Der Beklagte hat Dauer und Umfang der Leistungsminderung gemäß § 32 Abs. 1 und Abs. 2 SGB II i.V.m. § 31b Abs. 1 Satz 1 SGB II zutreffend bestimmt. Die Frist des § 31b Abs. 1 Satz 5 SGB II ist eingehalten.

II. Die Klagen der Kläger auf Unterlassung der "Mehrfachladung wegen der gleichen Begründung" sind unzulässig.

Das Klagebegehren ist sinngemäß darauf gerichtet, dass der Beklagte Meldeaufforderungen, die sich auf einen bereits in vorangegangenen Meldeaufforderungen genannten Grund beziehen, künftig unterlassen soll. Insoweit handelt es sich um eine sog. vorbeugende Unterlassungsklage, denn das Begehren der Kläger ist auf die Zukunft gerichtet.

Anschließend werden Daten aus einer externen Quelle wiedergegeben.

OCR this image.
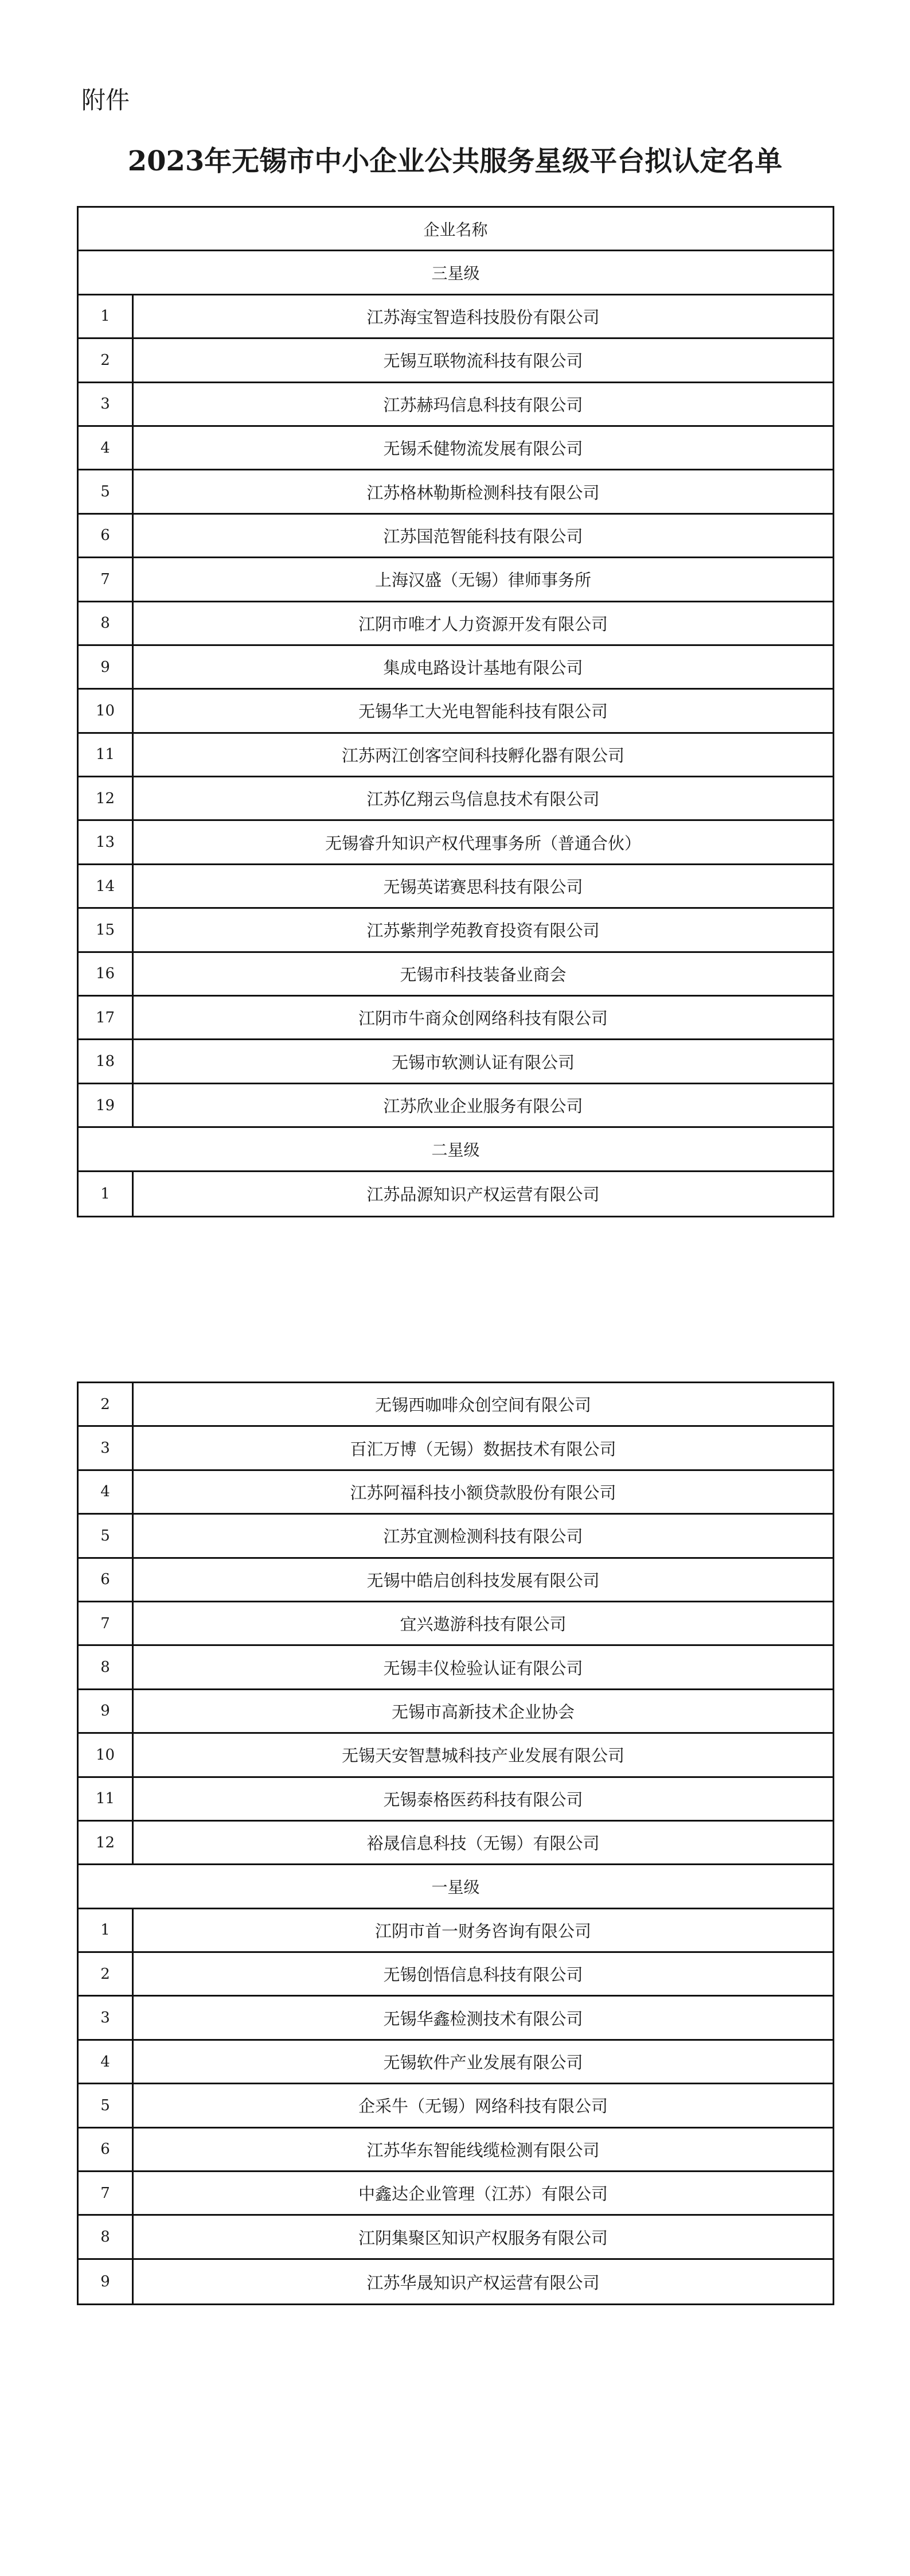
附件
2023年无锡市中小企业公共服务星级平台拟认定名单
企业名称
三星级
1	江苏海宝智造科技股份有限公司
2	无锡互联物流科技有限公司
3	江苏赫玛信息科技有限公司
4	无锡禾健物流发展有限公司
5	江苏格林勒斯检测科技有限公司
6	江苏国范智能科技有限公司
7	上海汉盛（无锡）律师事务所
8	江阴市唯才人力资源开发有限公司
9	集成电路设计基地有限公司
10	无锡华工大光电智能科技有限公司
11	江苏两江创客空间科技孵化器有限公司
12	江苏亿翔云鸟信息技术有限公司
13	无锡睿升知识产权代理事务所（普通合伙）
14	无锡英诺赛思科技有限公司
15	江苏紫荆学苑教育投资有限公司
16	无锡市科技装备业商会
17	江阴市牛商众创网络科技有限公司
18	无锡市软测认证有限公司
19	江苏欣业企业服务有限公司
二星级
1	江苏品源知识产权运营有限公司
2	无锡西咖啡众创空间有限公司
3	百汇万博（无锡）数据技术有限公司
4	江苏阿福科技小额贷款股份有限公司
5	江苏宜测检测科技有限公司
6	无锡中皓启创科技发展有限公司
7	宜兴遨游科技有限公司
8	无锡丰仪检验认证有限公司
9	无锡市高新技术企业协会
10	无锡天安智慧城科技产业发展有限公司
11	无锡泰格医药科技有限公司
12	裕晟信息科技（无锡）有限公司
一星级
1	江阴市首一财务咨询有限公司
2	无锡创悟信息科技有限公司
3	无锡华鑫检测技术有限公司
4	无锡软件产业发展有限公司
5	企采牛（无锡）网络科技有限公司
6	江苏华东智能线缆检测有限公司
7	中鑫达企业管理（江苏）有限公司
8	江阴集聚区知识产权服务有限公司
9	江苏华晟知识产权运营有限公司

Für vorbeugende Unterlassungsklagen ist ein qualifiziertes Rechtsschutzbedürfnis erforderlich (vgl. Keller in: Meyer-Ladewig/Keller/Leitherer, SGG, 11. Auflage 2014, § 54 Rn. 42a, m.w.N.). Daran fehlt es, wenn der Betroffene auf nachträglichen Rechtsschutz verwiesen werden kann. Auch im vorliegenden Fall ist ein qualifiziertes Rechtsschutzinteresse nicht gegeben. Es ist den Klägern weiterhin zuzumuten, gegen vermeintlich rechtswidrige belastende Bescheide mit Widerspruch und Klage vorzugehen, siehe § 54 SGG.

III. Die Kostenentscheidung beruht auf den §§ 183, 193 SGG.